Dans un billet récent, André Gluksmann citait le fameux article du Professeur Lévy «Tirer les pénaltys en premier, ontologie d’une injustice », dans lequel on démontre à quel point il est outrageusement avantageux de tirer en premier. Le corollaire de ce constat étant qu’en définitive le sort du match se joue lorsqu’on décide, à pile ou face, de l’ordre des tireurs. Si le célèbre professeur et son équipe se sont lancés dans cette vaste étude, c’était pour mettre à l’épreuve des faits ce qui n’était alors que la Conjecture de Fitoussi, et qui postulait cet avantage en faveur de l’équipe première à tirer.

Nous ne reprendrons pas ici plus en détail le contenu ni les conclusions de cette étude, l’essentiel a été dit avec ce constat simple et radical : s’agissant des 10 derniers matchs de Coupe du Monde qui se sont joués aux tirs au but (dans lesquels nous incluons la finale de la Coupe d’Afrique des Nations 2006), pour 9 d’entre eux l’équipe qui tirait en premier a gagné, l’équipe qui tirait en second ne l’ayant donc emporté qu’une seule fois. Dit autrement, l’équipe qui tire en premier a 9 fois plus de chances de l’emporter que celle qui tire en second. Ce qui est au-delà de l’énorme. Avec ce match supplémentaire ajouté aux observations, les équipes du Professeur Lévy vont évidemment devoir reconsidérer tous leurs calculs, les résultats actualisés devraient être publiés dans quelques semaines.

Panthéonfc.fr a pris le risque de faire état de cette étude dans ses colonnes, alors même que, à notre connaissance, aucun média, sportif ou non, ne s’en est fait l’écho. Nous avons ainsi pris le risque d’être démentis, ou au moins contrariés, par les faits, et par un match dont l’issue serait au contraire favorable à l’équipe tirant en second. Comme parfois en football, cette prise de risque a été récompensée, puisque le match Paraguay – Japon vient confirmer la théorie à laquelle nous adhérons. Et pourtant, les japonais auraient été les candidats idéaux pour venir faire exception à cette règle. On connaît en effet la force mentale de ce peuple, et la manière dont ses représentants savent faire passer le sens du devoir, ou le respect des traditions, devant les sentiments. La maîtrise des émotions dont ils sont capables aurait pu leur permettre de surmonter le handicap du tireur en second. Mais la puissance de l’Axiome de Fitoussi aura eu raison des fils des Samouraïs, et en donnant la victoire aux hommes de la pampa il démontre son universalité.

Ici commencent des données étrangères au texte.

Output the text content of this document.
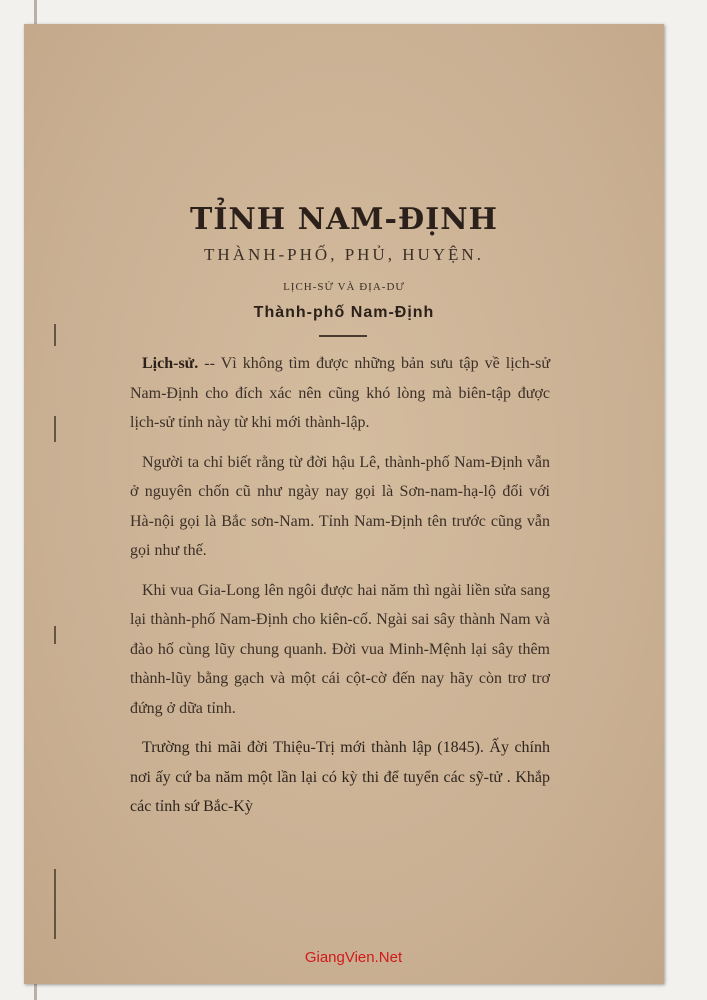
TỈNH NAM-ĐỊNH
THÀNH-PHỐ, PHỦ, HUYỆN.
LỊCH-SỬ VÀ ĐỊA-DƯ
Thành-phố Nam-Định

Lịch-sử. -- Vì không tìm được những bản sưu tập về lịch-sử Nam-Định cho đích xác nên cũng khó lòng mà biên-tập được lịch-sử tỉnh này từ khi mới thành-lập.

Người ta chỉ biết rằng từ đời hậu Lê, thành-phố Nam-Định vẫn ở nguyên chốn cũ như ngày nay gọi là Sơn-nam-hạ-lộ đối với Hà-nội gọi là Bắc sơn-Nam. Tỉnh Nam-Định tên trước cũng vẫn gọi như thế.

Khi vua Gia-Long lên ngôi được hai năm thì ngài liền sửa sang lại thành-phố Nam-Định cho kiên-cố. Ngài sai sây thành Nam và đào hố cùng lũy chung quanh. Đời vua Minh-Mệnh lại sây thêm thành-lũy bằng gạch và một cái cột-cờ đến nay hãy còn trơ trơ đứng ở dữa tỉnh.

Trường thi mãi đời Thiệu-Trị mới thành lập (1845). Ấy chính nơi ấy cứ ba năm một lần lại có kỳ thi để tuyển các sỹ-tử . Khắp các tỉnh sứ Bắc-Kỳ

GiangVien.Net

Ce point de l’ordre des équipes pour l’épreuve des tirs au but n’est qu’un des éléments étudiés, dans les colonnes de la Harvard Review of Scientific Football, par des sommités du monde du sport et de la science. L’objet de leurs recherches est de maîtriser l’aléa, non pas au sens de le faire disparaître, mais de le connaître, de le cerner, et de faire le tri entre ce qui est effectivement aléatoire (incontrôlable et non prévisible) et ce qui ne l’est pas. Sur cet exemple, essentiel puisqu’il a déjà décidé à deux reprises du vainqueur d’une finale de Coupe du Monde, nous savons donc maintenant que l’aléa n’est pas réellement dans les tirs au but eux-mêmes, mais dans le jeter de la pièce qui décide de l’ordre des équipes.

Ce problème de l’aléatoire rejoint les considérations évoquées par Benlosam dans son dernier billet, ainsi que dans d’autres billets publiés à l’occasion de l’Euro 2008, sur la question suivante : ce qui est arrivé devait-il arriver ? Et son corollaire : tel incident de jeu a-t-il modifié le résultat ? La tendance générale des commentateurs est de nier l’importance de l’aléatoire, et donc de répondre que l’incident de jeu, par exemple l’erreur d’arbitrage, n’a pas modifié le résultat final, qui était donc inéluctable. Ce comportement contraire à toute logique est essentiellement dicté par un réflexe corporatiste, ou simplement par l’instinct de survie : si le journaliste sportif ou l’expert qui l’assiste, nous disent que le résultat d’un match est principalement lié au hasard ou aux décisions de l’arbitre, ils scient la branche sur laquelle ils sont confortablement assis.

Nous reviendrons sur ces sujets dans d’autres billets (après publication du prochain numéro de la Harvard Review of Scientific Football, consacré aux observations effectuées lors de cette Coupe du Monde).